Single-cell atlas of human pancreatic islet and acinar endothelial cells in health and diabetes
Rebecca Craig‐Schapiro, Ge Li, Kevin Chen, Jesus Maria Gomez Salinero, Ryan Nachman, Aleksandra Kopacz, Ryan Schreiner, Xiaojuan Chen, Qiao Zhou, Shahin Rafii, David Redmond
Abstract
Characterization of the vascular heterogeneity within the pancreas has previously been lacking. Here, we develop strategies to enrich islet-specific endothelial cells (ISECs) and acinar-specific endothelial cells (ASECs) from three human pancreases and corroborate these findings with three published pancreatic datasets. Single-cell RNA sequencing reveals the unique molecular signatures of ISECs, including structural genes COL13A1, ESM1, PLVAP, UNC5B, and LAMA4, angiocrine genes KDR, THBS1, BMPs and CXCR4, and metabolic genes ACE, PASK and F2RL3. ASECs display distinct signatures including GPIHBP1, CCL14, CD74, AQP1, KLF4, and KLF2, which may manage the inflammatory and metabolic needs of the exocrine pancreas. Ligand-receptor analysis suggests ISECs and ASECs interact with LUM+ fibroblasts and RGS5+ pericytes and smooth muscle cells via VEGF-A:VEGFR2, CXCL12:CXCR4, and LIF:LIFR pathways. Comparative expression and immunohistochemistry indicate disruption of endothelial-expressed CD74, ESM1, PLVAP, THBD, VWA1, and VEGF-A cross-talk among vascular and other cell types in diabetes.

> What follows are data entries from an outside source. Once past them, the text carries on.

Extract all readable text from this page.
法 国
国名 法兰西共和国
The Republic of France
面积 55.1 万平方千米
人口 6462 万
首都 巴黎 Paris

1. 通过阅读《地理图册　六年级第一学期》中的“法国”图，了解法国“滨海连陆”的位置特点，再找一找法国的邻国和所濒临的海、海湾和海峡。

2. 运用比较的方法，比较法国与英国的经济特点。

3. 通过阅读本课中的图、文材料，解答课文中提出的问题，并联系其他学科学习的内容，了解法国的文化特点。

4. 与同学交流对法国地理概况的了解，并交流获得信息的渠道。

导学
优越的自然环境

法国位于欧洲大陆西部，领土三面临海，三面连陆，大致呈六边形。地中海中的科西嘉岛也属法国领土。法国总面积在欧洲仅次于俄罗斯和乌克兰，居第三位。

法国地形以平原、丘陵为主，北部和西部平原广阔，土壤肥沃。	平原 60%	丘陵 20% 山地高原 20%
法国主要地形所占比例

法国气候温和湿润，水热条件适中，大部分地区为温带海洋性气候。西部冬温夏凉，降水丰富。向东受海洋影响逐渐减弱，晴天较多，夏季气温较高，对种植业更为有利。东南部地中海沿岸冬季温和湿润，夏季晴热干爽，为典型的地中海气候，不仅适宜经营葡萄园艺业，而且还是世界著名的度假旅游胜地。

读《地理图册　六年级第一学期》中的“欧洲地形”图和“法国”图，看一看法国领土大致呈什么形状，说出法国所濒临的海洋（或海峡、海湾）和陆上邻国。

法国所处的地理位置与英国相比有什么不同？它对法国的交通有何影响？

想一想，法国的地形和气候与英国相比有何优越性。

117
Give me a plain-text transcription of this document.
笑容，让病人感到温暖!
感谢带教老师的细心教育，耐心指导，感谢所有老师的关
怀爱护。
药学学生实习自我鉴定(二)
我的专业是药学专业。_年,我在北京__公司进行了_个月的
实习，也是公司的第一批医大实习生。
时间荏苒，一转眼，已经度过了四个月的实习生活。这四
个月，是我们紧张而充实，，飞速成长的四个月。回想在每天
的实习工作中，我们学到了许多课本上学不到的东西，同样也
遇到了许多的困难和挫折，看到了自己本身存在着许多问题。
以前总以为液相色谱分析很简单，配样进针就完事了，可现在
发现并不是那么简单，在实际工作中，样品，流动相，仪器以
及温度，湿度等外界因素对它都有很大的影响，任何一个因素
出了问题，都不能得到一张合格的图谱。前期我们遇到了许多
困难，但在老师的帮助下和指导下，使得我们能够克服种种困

Thus, our data provide a single-cell vascular atlas of human pancreas, enabling deeper understanding of pancreatic pathophysiology in health and disease. The pancreatic vasculature displays significant heterogeneity, with the islets perfused by a specialized microcirculation with greater density than the surrounding acinar tissue. Using single-cell RNA sequencing of human pancreases and integration with further data, the authors reveal the vascular transcriptomic heterogeneity in the healthy and diabetic pancreas.